For more than half a century the view that radiation represents an extreme hazard has been accepted. This book challenges that view by facing the question "How dangerous is ionising radiation?" Briefly the answer is that radiation is about a thousand times less hazardous than suggested by current safety standards. For many this will come as a surprise and then quickly raise a second question "Why are people so worried about radiation?" This is the out-of-date result of Cold War politics combined with a concern about radiation that was appropriate in an earlier age when the scientific understanding was limited.

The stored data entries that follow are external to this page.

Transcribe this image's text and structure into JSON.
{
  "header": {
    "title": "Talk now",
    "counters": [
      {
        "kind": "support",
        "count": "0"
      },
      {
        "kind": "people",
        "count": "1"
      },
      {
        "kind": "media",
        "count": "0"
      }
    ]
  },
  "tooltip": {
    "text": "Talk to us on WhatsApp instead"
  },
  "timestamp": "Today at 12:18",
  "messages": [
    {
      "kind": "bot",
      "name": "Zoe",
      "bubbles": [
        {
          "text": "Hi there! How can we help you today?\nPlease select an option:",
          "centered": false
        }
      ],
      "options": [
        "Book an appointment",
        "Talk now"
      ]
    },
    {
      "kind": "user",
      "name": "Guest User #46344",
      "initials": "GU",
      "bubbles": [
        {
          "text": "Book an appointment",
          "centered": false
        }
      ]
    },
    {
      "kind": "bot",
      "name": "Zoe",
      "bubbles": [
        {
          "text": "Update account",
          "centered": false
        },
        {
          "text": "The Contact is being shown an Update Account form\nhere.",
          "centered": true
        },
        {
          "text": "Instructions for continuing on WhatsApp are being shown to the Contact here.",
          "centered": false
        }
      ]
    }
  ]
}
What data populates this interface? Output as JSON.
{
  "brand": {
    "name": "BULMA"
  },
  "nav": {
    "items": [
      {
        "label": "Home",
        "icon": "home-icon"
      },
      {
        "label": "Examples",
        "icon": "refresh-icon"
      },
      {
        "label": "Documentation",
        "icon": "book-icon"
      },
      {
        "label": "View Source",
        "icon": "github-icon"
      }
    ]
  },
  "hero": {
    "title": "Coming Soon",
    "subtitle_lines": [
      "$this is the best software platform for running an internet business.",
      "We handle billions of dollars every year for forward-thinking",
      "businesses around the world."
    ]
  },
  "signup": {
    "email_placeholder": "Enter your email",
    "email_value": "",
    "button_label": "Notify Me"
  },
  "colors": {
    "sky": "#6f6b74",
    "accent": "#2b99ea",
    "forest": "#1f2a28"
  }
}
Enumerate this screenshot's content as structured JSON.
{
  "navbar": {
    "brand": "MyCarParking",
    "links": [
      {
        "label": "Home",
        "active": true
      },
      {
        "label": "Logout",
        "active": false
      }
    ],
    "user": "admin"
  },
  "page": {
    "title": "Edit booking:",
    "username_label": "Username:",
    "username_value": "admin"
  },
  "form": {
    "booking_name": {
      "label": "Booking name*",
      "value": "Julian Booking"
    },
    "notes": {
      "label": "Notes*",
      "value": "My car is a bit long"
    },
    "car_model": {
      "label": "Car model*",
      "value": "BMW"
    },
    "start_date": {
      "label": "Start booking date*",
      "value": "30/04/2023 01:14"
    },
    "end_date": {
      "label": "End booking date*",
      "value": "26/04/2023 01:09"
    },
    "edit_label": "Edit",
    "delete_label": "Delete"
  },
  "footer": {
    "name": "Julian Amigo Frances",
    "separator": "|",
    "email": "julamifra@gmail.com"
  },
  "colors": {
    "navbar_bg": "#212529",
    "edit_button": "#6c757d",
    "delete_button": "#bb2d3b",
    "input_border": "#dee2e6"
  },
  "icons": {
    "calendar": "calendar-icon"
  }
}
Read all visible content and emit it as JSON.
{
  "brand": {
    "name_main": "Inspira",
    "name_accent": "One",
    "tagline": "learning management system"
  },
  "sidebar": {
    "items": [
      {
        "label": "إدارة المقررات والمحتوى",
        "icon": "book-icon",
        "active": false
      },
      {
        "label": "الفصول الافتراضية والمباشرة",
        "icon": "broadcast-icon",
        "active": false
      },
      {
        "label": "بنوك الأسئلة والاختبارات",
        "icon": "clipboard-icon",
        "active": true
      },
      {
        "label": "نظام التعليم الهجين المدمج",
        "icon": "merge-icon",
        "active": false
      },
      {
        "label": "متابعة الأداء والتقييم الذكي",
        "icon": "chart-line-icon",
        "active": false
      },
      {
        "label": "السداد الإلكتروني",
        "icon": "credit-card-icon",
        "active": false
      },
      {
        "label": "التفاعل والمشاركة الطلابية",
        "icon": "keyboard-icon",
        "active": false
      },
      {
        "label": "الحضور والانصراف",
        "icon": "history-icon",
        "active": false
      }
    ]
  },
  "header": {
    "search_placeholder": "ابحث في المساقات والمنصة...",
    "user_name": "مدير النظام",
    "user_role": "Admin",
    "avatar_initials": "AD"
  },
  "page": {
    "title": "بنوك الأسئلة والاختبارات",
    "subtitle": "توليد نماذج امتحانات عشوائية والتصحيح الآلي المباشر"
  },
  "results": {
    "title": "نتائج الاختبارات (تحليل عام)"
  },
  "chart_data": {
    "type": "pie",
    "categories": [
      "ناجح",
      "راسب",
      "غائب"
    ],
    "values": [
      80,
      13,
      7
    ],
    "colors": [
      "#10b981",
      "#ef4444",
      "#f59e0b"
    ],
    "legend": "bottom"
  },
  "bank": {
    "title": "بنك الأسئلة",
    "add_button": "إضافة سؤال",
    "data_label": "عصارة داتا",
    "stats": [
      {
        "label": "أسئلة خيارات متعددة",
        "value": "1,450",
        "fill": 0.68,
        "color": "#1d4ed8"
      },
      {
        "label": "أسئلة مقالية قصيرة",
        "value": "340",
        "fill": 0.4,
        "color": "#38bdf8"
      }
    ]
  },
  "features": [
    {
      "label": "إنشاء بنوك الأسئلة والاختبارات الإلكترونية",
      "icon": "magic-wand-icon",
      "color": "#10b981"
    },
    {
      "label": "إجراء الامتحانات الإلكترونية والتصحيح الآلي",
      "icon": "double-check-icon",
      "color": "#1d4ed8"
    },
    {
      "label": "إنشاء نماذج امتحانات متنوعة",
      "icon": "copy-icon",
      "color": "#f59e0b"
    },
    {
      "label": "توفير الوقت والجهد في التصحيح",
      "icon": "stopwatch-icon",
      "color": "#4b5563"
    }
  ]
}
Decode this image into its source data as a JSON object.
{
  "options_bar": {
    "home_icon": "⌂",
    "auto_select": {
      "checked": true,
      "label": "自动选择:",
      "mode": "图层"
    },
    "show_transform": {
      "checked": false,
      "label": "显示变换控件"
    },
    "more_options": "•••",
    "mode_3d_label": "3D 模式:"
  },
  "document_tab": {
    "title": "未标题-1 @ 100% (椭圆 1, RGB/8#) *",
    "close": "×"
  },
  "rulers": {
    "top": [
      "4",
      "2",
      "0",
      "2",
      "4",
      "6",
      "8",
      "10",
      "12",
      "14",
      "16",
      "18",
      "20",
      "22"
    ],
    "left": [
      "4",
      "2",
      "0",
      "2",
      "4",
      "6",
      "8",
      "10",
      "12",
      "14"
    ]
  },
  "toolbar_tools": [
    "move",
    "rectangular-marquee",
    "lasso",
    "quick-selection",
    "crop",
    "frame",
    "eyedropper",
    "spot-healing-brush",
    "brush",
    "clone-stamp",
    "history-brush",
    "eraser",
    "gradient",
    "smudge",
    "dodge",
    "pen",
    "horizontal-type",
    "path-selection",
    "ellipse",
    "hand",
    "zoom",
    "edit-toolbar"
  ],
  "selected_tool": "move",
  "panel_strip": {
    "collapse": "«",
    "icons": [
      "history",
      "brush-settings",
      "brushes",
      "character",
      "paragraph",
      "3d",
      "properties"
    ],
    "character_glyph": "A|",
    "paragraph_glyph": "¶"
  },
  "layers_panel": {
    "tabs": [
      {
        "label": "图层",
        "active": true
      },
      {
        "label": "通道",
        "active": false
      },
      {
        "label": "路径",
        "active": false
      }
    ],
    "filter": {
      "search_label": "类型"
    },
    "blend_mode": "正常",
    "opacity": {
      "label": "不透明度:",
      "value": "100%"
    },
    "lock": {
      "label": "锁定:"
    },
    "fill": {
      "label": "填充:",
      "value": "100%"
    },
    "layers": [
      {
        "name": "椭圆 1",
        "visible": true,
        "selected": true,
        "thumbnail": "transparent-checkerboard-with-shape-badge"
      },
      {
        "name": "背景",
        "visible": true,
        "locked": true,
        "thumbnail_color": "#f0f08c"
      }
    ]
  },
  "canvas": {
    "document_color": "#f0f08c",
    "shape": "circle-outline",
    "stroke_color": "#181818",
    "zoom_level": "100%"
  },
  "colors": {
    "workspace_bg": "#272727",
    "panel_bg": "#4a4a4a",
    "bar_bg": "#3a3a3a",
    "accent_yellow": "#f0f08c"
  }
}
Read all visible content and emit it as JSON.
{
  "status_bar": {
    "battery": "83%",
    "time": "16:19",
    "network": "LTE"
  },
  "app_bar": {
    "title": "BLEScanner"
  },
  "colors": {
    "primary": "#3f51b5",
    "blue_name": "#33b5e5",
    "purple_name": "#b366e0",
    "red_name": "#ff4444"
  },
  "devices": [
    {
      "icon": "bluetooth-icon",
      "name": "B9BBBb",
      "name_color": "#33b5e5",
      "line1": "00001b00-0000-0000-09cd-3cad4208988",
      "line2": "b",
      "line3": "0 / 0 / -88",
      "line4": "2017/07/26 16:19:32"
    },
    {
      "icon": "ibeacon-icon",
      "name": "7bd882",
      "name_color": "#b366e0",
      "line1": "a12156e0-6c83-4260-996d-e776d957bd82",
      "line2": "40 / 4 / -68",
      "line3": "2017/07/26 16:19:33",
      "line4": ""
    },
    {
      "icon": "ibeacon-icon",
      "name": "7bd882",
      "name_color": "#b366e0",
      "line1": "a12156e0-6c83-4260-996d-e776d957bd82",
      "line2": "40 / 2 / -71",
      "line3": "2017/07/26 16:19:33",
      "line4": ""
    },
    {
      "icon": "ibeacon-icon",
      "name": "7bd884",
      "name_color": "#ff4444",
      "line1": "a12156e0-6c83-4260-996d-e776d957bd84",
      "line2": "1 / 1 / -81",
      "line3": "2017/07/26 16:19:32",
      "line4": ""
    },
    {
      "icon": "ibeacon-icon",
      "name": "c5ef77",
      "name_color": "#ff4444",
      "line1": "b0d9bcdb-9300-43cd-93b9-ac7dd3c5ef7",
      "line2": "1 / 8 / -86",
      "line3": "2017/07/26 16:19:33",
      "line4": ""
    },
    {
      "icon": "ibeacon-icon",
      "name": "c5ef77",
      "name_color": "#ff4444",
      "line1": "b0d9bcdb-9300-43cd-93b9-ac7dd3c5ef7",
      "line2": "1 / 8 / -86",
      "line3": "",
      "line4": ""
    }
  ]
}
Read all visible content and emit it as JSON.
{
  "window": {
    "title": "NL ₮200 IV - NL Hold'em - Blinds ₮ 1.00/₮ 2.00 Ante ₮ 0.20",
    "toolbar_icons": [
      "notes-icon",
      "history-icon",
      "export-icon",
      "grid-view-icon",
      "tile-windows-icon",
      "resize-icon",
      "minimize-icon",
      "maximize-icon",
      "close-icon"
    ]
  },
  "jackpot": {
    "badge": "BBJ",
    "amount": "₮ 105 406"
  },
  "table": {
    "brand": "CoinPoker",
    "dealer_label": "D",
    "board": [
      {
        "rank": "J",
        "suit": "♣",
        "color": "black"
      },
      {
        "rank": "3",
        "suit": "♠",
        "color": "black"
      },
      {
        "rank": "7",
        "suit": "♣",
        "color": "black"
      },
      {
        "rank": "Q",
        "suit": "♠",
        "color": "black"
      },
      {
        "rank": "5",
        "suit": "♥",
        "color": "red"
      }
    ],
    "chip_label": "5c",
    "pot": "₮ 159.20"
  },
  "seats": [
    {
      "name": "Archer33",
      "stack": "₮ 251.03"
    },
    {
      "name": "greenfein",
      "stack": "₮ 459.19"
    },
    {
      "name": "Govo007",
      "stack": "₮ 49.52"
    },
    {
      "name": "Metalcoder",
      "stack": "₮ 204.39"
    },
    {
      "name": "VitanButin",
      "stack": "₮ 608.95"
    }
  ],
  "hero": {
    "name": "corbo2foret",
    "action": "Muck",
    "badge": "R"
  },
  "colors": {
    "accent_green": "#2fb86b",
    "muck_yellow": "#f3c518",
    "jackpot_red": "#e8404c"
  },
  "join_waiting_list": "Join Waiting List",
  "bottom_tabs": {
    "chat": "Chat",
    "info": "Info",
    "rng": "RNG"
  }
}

In the book these answers are explained in accessible language and related directly to modern scientific evidence and understanding, for instance the high levels of radiation used to the benefit of health in every major hospital. Four facts illustrate the need for a new understanding.
1. The radiation levels in the nuclear waste storage hall at Sellafield, UK are so low (1 micro-sievert per hour) that anyone would have to stay there for a million hours to receive the same dose that any patient on a course of radiotherapy treatment receives to their healthy tissue in a single day (1 sievert or gray).
2. The radiation dose experienced by the survivors of the Hiroshima and Nagasaki bombs caused 0.6% to die of radiation-induced cancer between 1950 and 2000, that is about 1/20 of the chance of dying of cancer anyway and less than the chance of being killed on US highways in that period.
3. The wildlife at Chernobyl today is reported to be thriving, despite being radioactive.
4. The mortality of UK radiation workers before age 85 from all cancers is 15-20% lower than comparable groups.
The case for a complete change in attitude towards radiation safety is unrelated to the effects of climate change. But the realisation that radiation and nuclear energy are much safer than is usually supposed is of extreme importance to the current discussion of alternatives to fossil fuels and their relative costs.